“A sedentary lifestyle increases the propensity to aging-related diseases and premature death,” observes study author Lynn F. Cherkas of London. “Inactivity may diminish life expectancy not only by predisposing to aging-related diseases but also because it may influence the aging process itself.”
The study concludes that “adults who partake in regular physical activity are biologically younger than sedentary individuals.” The study refers to “U.S. guidelines [that] recommend… 30 minutes of moderate-intensity physical activity at last five days a week [having] significant health benefits.”
Most of us have heard the joke about the old lady who wakes up and says, “I must be dead because nothing hurts.”
But AARP says chronic pain is not necessarily part of getting older. If something hurts, it advises, see your doctor to determine the cause and best course of treatment. Also, to help prevent or ease pain: exercise regularly; seek out counseling or support groups; try relaxation techniques, such as meditation and massage; rate your pain on a scale of 1 to 10, and keep a record; and pay attention to what makes your pain subside and what makes it worse.
It’s long been known that patients undergoing heart surgery may risk lasting memory problems, but recent research indicates this risk also exists in elective surgery.
A study reported in the journal Anesthesiology concludes that people over 60 who have major surgery, such as joint replacements or hysterectomies, are more likely to have cognitive problems later.
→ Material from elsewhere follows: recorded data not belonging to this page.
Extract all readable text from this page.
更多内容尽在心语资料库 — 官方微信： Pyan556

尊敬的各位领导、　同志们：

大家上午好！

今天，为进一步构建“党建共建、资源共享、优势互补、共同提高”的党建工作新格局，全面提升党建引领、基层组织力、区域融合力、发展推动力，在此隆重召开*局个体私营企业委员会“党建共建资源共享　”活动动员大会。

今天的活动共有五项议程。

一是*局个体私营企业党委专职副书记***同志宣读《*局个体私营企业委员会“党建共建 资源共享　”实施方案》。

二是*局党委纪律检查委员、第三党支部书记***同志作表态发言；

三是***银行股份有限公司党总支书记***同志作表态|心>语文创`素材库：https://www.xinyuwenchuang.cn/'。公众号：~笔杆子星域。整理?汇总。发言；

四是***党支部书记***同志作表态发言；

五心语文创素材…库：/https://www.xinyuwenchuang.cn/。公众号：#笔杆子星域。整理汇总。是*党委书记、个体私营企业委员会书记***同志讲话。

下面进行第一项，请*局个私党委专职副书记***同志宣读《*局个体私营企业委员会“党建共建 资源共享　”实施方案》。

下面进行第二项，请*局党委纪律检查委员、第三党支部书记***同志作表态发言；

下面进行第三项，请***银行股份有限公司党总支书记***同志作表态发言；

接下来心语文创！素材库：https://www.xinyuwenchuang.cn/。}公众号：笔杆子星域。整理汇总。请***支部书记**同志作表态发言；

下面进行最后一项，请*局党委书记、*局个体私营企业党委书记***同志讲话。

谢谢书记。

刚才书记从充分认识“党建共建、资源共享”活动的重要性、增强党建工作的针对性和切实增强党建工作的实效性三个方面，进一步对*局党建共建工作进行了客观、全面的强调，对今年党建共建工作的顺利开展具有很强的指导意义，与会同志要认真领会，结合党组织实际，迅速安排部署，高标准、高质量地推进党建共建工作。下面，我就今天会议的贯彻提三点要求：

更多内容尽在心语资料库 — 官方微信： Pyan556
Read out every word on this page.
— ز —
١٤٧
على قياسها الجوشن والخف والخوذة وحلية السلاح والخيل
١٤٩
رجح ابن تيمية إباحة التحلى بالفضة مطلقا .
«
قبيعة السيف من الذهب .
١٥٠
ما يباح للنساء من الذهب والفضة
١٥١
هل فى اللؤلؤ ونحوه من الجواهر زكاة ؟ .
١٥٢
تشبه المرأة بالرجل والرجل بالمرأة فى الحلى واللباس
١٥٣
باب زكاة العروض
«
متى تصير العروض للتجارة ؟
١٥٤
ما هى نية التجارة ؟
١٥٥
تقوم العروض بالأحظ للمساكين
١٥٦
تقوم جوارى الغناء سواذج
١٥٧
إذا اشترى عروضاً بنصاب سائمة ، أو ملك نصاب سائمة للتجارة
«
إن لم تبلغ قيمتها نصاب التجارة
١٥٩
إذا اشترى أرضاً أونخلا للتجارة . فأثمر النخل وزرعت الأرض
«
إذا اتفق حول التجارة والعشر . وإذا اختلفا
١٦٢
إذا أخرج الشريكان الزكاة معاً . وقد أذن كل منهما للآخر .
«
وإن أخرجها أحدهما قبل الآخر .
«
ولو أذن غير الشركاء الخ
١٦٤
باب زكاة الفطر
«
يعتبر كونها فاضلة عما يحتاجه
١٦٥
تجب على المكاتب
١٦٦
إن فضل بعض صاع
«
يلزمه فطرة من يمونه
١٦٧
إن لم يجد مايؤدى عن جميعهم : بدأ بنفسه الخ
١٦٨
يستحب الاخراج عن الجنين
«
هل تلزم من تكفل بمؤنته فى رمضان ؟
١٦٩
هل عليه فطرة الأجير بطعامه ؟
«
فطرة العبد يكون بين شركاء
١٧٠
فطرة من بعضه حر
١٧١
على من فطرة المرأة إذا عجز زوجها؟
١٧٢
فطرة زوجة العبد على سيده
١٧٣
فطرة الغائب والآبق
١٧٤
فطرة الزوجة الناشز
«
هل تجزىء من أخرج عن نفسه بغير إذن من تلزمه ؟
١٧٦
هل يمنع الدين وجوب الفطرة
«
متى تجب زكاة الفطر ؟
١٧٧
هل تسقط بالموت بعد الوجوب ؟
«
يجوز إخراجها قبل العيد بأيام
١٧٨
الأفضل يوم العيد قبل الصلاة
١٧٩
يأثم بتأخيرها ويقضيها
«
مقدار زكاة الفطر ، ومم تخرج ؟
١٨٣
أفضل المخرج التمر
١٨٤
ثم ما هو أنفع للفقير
Older people, especially those with diabetes, should make sure they are taking care of their feet.
“Your feet change with age,” said Dr. Lesly Robinson, associate professor of medicine and orthopedics at Temple University School of Podiatric Medicine. As you get older, your feet get longer and wider, the skin becomes thinner and you may develop problems, such as diabetes or poor circulation.
You may experience cramping in your legs or feet, your feet may feel cold because of poor circulation or they may feel numb. Your feet may also look discolored, she said.
Robinson advises exercise to improve the health of your feet. “Walking increases blood flow,” she says.
Other suggestions
Some other ways she suggests to care for your feet:
• Inspect your feet daily from all angles to check for open lesions or breaks in the skin, redness, blisters or calluses, conditions that may need medical attention. If it’s difficult to turn your foot toward your body, you can get a special long-handled mirror from Sears or any medical supply store.
• Wash your feet regularly, using warm (never hot)
water. Pat them dry with a soft towel, don’t rub.
• Wear clean, wide, seamless socks. Tight socks or panty hose can be a problem if you have poor circulation. Even
if you’re not a diabetic, you might want to buy diabetic socks; they are wider and
bigger and usually seamless.
• Inspect your shoes and shake them out to be sure no small objects are inside. Grandchildren have been known to hide toys in shoes.
• Don’t cross your legs; doing so impairs circulation.
• Elevate your legs with a footstool when sitting and with pillows when lying down.
• Don’t walk in the dark. If you get up at night, turn on the light. Broken toes can result from hitting a bed or another object.
• Don’t walk barefoot, even at home. Objects lying on the floor can cause injury to your feet.
Because your feet get wider and longer as you age, you may not wear the same size shoe you once did. Get your feet measured to figure out what size you really wear, Robinson suggests.
Pointed toes a no-no
She also recommends buying shoes at the end of the day when swelling is at the maximum, adding: “Never buy shoes with pointed toes. Choose ones with a wide toe box so your toes have room to move around.”
Pain in the heel or ball of the foot may indicate a collapsed arch or flat foot. If so, you may need an orthotic, or arch support, which can be taken in and out of your shoes. Your podiatrist or family doctor can make the orthotic or recommend where to buy it.
It is especially important for people with diabetes to wear the right shoes. If you have diabetes, Medicare and many private insurance programs pay for one pair of therapeutic shoes per year. You can get a prescription from a podiatrist or your family doctor for shoes with molding for orthotics.
Due to loss of sensation, people with diabetes should test the water temperature before getting into a tub or taking a shower because they could scald their feet. They also should visit a podiatrist every two months.
Older people who are not diabetic should either visit a podiatrist once a year or have their feet examined as part of the yearly checkup.
If bending or cutting your toenails is unfomfortable, you may be eligible for Medicare reimbursement, Robinson notes. Medicare criteria include such conditions as painful nails, poor circulation, poor vision, swelling in legs and previous amputation.
“Don’t delay in notifying your physician or podiatrist of a foot problem, even if it seems minor,” she cautions.